Autori contemporanei
affermati, emergenti ed esordienti

Simonetta Pozzati
Con questo racconto ha vinto l'ottavo premio al concorso
Fonopoli - Parole in movimento 2003, sezione narrativa

Indaco
 
Indaco. Né blu né viola. Due gocce di colore rubate all'ultimo arcobaleno passato su quella terra sconosciuta. I suoi occhi, bellissimi, unici, potenti. Tutto il resto non ha alcun peso, nessuna definizione, nessuna ragione d'esistere. Li fisso e non posso fare a meno di guardare. È come se udissi un richiamo irresistibile, un'attrazione antica. Mi avvicino e continuo a cercare. Allungo il collo quasi potessi vederci dentro. La curiosità mi fa tornar bambina. Dimentico la differenza, il pericolo dell'ignoto, l'odore amaro della delusione. Mi sento leggera, felice, impaziente. Fame e sete si trasformano nel desiderio di plasmarmi in una cosa sola ed unica con le pietre preziose di questa roccia incantata. Sorda al richiamo della razionalità, tutto ciò che conta adesso è vivere questo momento. L'afferro con la forza della passione. Mi butto, m'immergo nelle sue acque scure.

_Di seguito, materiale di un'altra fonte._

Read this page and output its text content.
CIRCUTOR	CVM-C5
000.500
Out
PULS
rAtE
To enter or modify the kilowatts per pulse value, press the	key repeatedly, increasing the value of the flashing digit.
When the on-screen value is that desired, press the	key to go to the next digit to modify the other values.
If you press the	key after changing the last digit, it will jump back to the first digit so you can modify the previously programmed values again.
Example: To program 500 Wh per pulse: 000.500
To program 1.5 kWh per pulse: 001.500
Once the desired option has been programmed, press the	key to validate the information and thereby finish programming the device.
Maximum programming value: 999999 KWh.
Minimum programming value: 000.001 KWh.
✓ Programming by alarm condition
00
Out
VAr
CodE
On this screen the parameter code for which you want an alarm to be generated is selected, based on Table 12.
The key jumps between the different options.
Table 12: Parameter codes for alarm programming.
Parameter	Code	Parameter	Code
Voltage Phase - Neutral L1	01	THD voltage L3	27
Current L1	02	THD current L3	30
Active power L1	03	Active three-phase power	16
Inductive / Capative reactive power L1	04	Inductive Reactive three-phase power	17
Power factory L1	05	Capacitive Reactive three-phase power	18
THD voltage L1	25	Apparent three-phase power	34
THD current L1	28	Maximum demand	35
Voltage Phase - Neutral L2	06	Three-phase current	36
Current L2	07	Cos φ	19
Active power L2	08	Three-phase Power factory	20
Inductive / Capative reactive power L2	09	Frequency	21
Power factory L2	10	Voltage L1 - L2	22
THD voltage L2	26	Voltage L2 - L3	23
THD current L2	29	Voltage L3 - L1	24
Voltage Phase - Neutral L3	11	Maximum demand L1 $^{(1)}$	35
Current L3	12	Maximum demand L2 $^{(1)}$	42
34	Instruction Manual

Sono il cielo che sovrasta il mondo, la terra che si riscalda al sole, l'oceano che si estende oltre l'infinito. Non ci sono limiti, confini, barriere. È il fiume che spacca la diga, la montagna che partorisce il fuoco, il vento che rapisce la natura. Le mie braccai sono rami carichi di foglie e fiori che s'intrecciano con le sue in una continuità calda e morbida come la sabbia al tramonto. La mia pelle, la sua pelle, la superficie riflettente di un calice pieno d'assenzio. Nulla ci divide. Nessuna domanda, nessun passato, nessuna identità. Ciò che è certo, tangibile è questa sintonia, immediata, assoluta. Potremmo vivere così. Soli, uno di fronte all'altra. Io, lui, io. Io, con la mia antica disperazione, la mia proverbiale fragilità. Lui, con la sua essenza, la sua silenziosa accettazione, il suo garbato distacco. Continuo a cercare. I suoi occhi ora sono diversi, opachi.

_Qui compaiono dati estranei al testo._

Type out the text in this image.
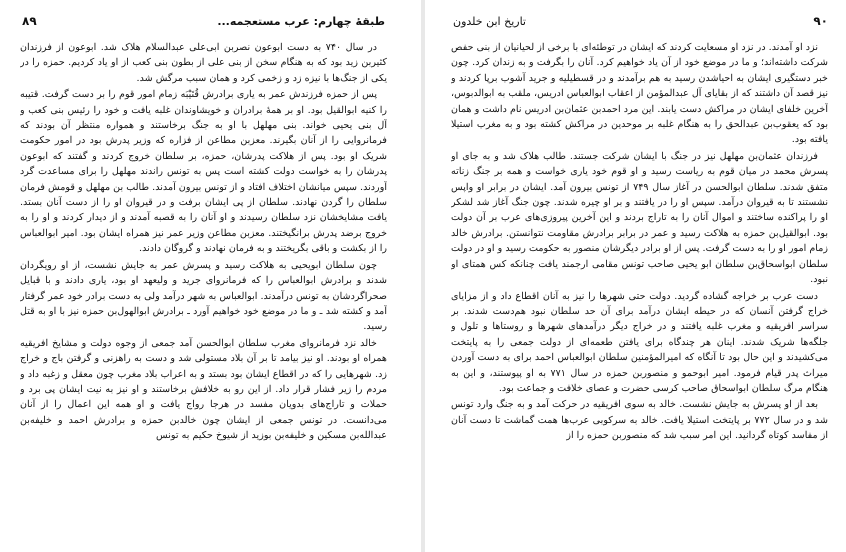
۹۰
تاریخ ابن خلدون

نزد او آمدند. در نزد او مسعایت کردند که ایشان در توطئه‌ای با برخی از لحیانیان از بنی حفص شرکت داشته‌اند؛ و ما در موضع خود از آن یاد خواهیم کرد. آنان را بگرفت و به زندان کرد. چون خبر دستگیری ایشان به احیاشدن رسید به هم برآمدند و در قسطیلیه و جرید آشوب برپا کردند و نیز قصد آن داشتند که از بقایای آل عبدالمؤمن از اعقاب ابوالعباس ادریس، ملقب به ابوالدبوس، آخرین خلفای ایشان در مراکش دست یابند. این مرد احمدبن عثمان‌بن ادریس نام داشت و همان بود که یعقوب‌بن عبدالحق را به هنگام غلبه بر موحدین در مراکش کشته بود و به مغرب استیلا یافته بود.

فرزندان عثمان‌بن مهلهل نیز در جنگ با ایشان شرکت جستند. طالب هلاک شد و به جای او پسرش محمد در میان قوم به ریاست رسید و او قوم خود یاری خواست و همه بر جنگ زناته متفق شدند. سلطان ابوالحسن در آغاز سال ۷۴۹ از تونس بیرون آمد. ایشان در برابر او واپس نشستند تا به قیروان درآمد. سپس او را در یافتند و بر او چیره شدند. چون جنگ آغاز شد لشکر او را پراکنده ساختند و اموال آنان را به تاراج بردند و این آخرین پیروزی‌های عرب بر آن دولت بود. ابوالقیل‌بن حمزه به هلاکت رسید و عمر در برابر برادرش مقاومت نتوانستن. برادرش خالد زمام امور او را به دست گرفت. پس از او برادر دیگرشان منصور به حکومت رسید و او در دولت سلطان ابواسحاق‌بن سلطان ابو یحیی صاحب تونس مقامی ارجمند یافت چنانکه کس همتای او نبود.

دست عرب بر خراجه گشاده گردید. دولت حتی شهرها را نیز به آنان اقطاع داد و از مزایای خراج گرفتن آنسان که در حیطه ایشان درآمد برای آن حد سلطان نبود هم‌دست شدند. بر سراسر افریقیه و مغرب غلبه یافتند و در خراج دیگر درآمدهای شهرها و روستاها و تلول و جلگه‌ها شریک شدند. اینان هر چندگاه برای یافتن طعمه‌ای از دولت جمعی را به پایتخت می‌کشیدند و این حال بود تا آنگاه که امیرالمؤمنین سلطان ابوالعباس احمد برای به دست آوردن میراث پدر قیام فرمود. امیر ابوحمو و منصوربن حمزه در سال ۷۷۱ به او پیوستند، و این به هنگام مرگ سلطان ابواسحاق صاحب کرسی حضرت و عصای خلافت و جماعت بود.

بعد از او پسرش به جایش نشست. خالد به سوی افریقیه در حرکت آمد و به جنگ وارد تونس شد و در سال ۷۷۲ بر پایتخت استیلا یافت. خالد به سرکوبی عرب‌ها همت گماشت تا دست آنان از مفاسد کوتاه گردانید. این امر سبب شد که منصوربن حمزه را از

طبقهٔ چهارم: عرب مستعجمه...
۸۹

در سال ۷۴۰ به دست ابوعون نصربن ابی‌علی عبدالسلام هلاک شد. ابوعون از فرزندان کثیربن زید بود که به هنگام سخن از بنی علی از بطون بنی کعب از او یاد کردیم. حمزه را در یکی از جنگ‌ها با نیزه زد و زخمی کرد و همان سبب مرگش شد.

پس از حمزه فرزندش عمر به یاری برادرش قُتَیْبَه زمام امور قوم را بر دست گرفت. قتیبه را کنیه ابوالقیل بود. او بر همهٔ برادران و خویشاوندان غلبه یافت و خود را رئیس بنی کعب و آل بنی یحیی خواند. بنی مهلهل با او به جنگ برخاستند و همواره منتظر آن بودند که فرمانروایی را از آنان بگیرند. معزبن مطاعن از فزاره که وزیر پدرش بود در امور حکومت شریک او بود. پس از هلاکت پدرشان، حمزه، بر سلطان خروج کردند و گفتند که ابوعون پدرشان را به خواست دولت کشته است پس به تونس راندند مهلهل را برای مساعدت گرد آوردند. سپس میانشان اختلاف افتاد و از تونس بیرون آمدند. طالب بن مهلهل و قومش فرمان سلطان را گردن نهادند. سلطان از پی ایشان برفت و در قیروان او را از دست آنان بستد. یافت مشایخشان نزد سلطان رسیدند و او آنان را به قصبه آمدند و از دیدار کردند و او را به خروج برضد پدرش برانگیختند. معزبن مطاعن وزیر عمر نیز همراه ایشان بود. امیر ابوالعباس را از بکشت و باقی بگریختند و به فرمان نهادند و گروگان دادند.

چون سلطان ابویحیی به هلاکت رسید و پسرش عمر به جایش نشست، از او رویگردان شدند و برادرش ابوالعباس را که فرمانروای جرید و ولیعهد او بود، یاری دادند و با قبایل صحراگردشان به تونس درآمدند. ابوالعباس به شهر درآمد ولی به دست برادر خود عمر گرفتار آمد و کشته شد ـ و ما در موضع خود خواهیم آورد ـ برادرش ابوالهول‌بن حمزه نیز با او به قتل رسید.

خالد نزد فرمانروای مغرب سلطان ابوالحسن آمد جمعی از وجوه دولت و مشایخ افریقیه همراه او بودند. او نیز بیامد تا بر آن بلاد مستولی شد و دست به راهزنی و گرفتن باج و خراج زد. شهرهایی را که در اقطاع ایشان بود بستد و به اعراب بلاد مغرب چون معقل و زغبه داد و مردم را زیر فشار قرار داد. از این رو به خلافش برخاستند و او نیز به نیت ایشان پی برد و حملات و تاراج‌های بدویان مفسد در هرجا رواج یافت و او همه این اعمال را از آنان می‌دانست. در تونس جمعی از ایشان چون خالدبن حمزه و برادرش احمد و خلیفه‌بن عبدالله‌بن مسکین و خلیفه‌بن بوزید از شیوخ حکیم به تونس
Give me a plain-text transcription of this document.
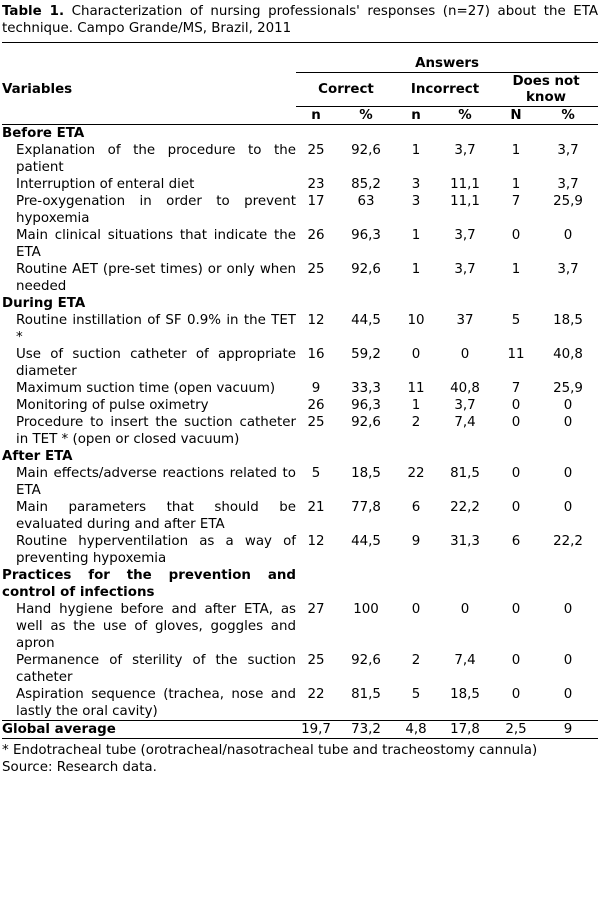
Table 1. Characterization of nursing professionals' responses (n=27) about the ETA technique. Campo Grande/MS, Brazil, 2011

	Answers					
Variables	Correct		Incorrect		Does not know	
	n	%	n	%	N	%
Before ETA						

Explanation of the procedure to the patient	25	92,6	1	3,7	1	3,7

Interruption of enteral diet	23	85,2	3	11,1	1	3,7

Pre-oxygenation in order to prevent hypoxemia	17	63	3	11,1	7	25,9

Main clinical situations that indicate the ETA	26	96,3	1	3,7	0	0

Routine AET (pre-set times) or only when needed	25	92,6	1	3,7	1	3,7
During ETA						

Routine instillation of SF 0.9% in the TET *	12	44,5	10	37	5	18,5

Use of suction catheter of appropriate diameter	16	59,2	0	0	11	40,8

Maximum suction time (open vacuum)	9	33,3	11	40,8	7	25,9

Monitoring of pulse oximetry	26	96,3	1	3,7	0	0

Procedure to insert the suction catheter in TET * (open or closed vacuum)	25	92,6	2	7,4	0	0
After ETA						

Main effects/adverse reactions related to ETA	5	18,5	22	81,5	0	0

Main parameters that should be evaluated during and after ETA	21	77,8	6	22,2	0	0

Routine hyperventilation as a way of preventing hypoxemia	12	44,5	9	31,3	6	22,2
Practices for the prevention and control of infections						

Hand hygiene before and after ETA, as well as the use of gloves, goggles and apron	27	100	0	0	0	0

Permanence of sterility of the suction catheter	25	92,6	2	7,4	0	0

Aspiration sequence (trachea, nose and lastly the oral cavity)	22	81,5	5	18,5	0	0
Global average	19,7	73,2	4,8	17,8	2,5	9

* Endotracheal tube (orotracheal/nasotracheal tube and tracheostomy cannula)

Source: Research data.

Mi arrabbio con il colore di queste pareti sconosciute, di queste lenzuola sgualcite. cerco. Non siamo più soli. C'è la paura, l'imbarazzo, lo scoprirci nudi senza alcun pretesto dietro il quale nasconderci. Sorrido sicura di non essermi sbagliata. È lui il pozzo entro il quale va a finire l'arcobaleno. È lui il porto sicuro dove ancorare la mia barca sopravvissuta all'ultima tempesta. Accarezzo le sopracciglia color ebano e seguendo quella linea irregolare lascio che il mio sguardo penetri nel suo, come un gabbiano che spicca il volo e diventa un puntino bianco che si confonde nell'infinito. Ho spiegato le ali e mi lascio trasportare in questa danza silenziosa. Fluttuo, sogno, desiderio. Non ci sono parole. Solo i nostri pensieri che esplodono all'unisono.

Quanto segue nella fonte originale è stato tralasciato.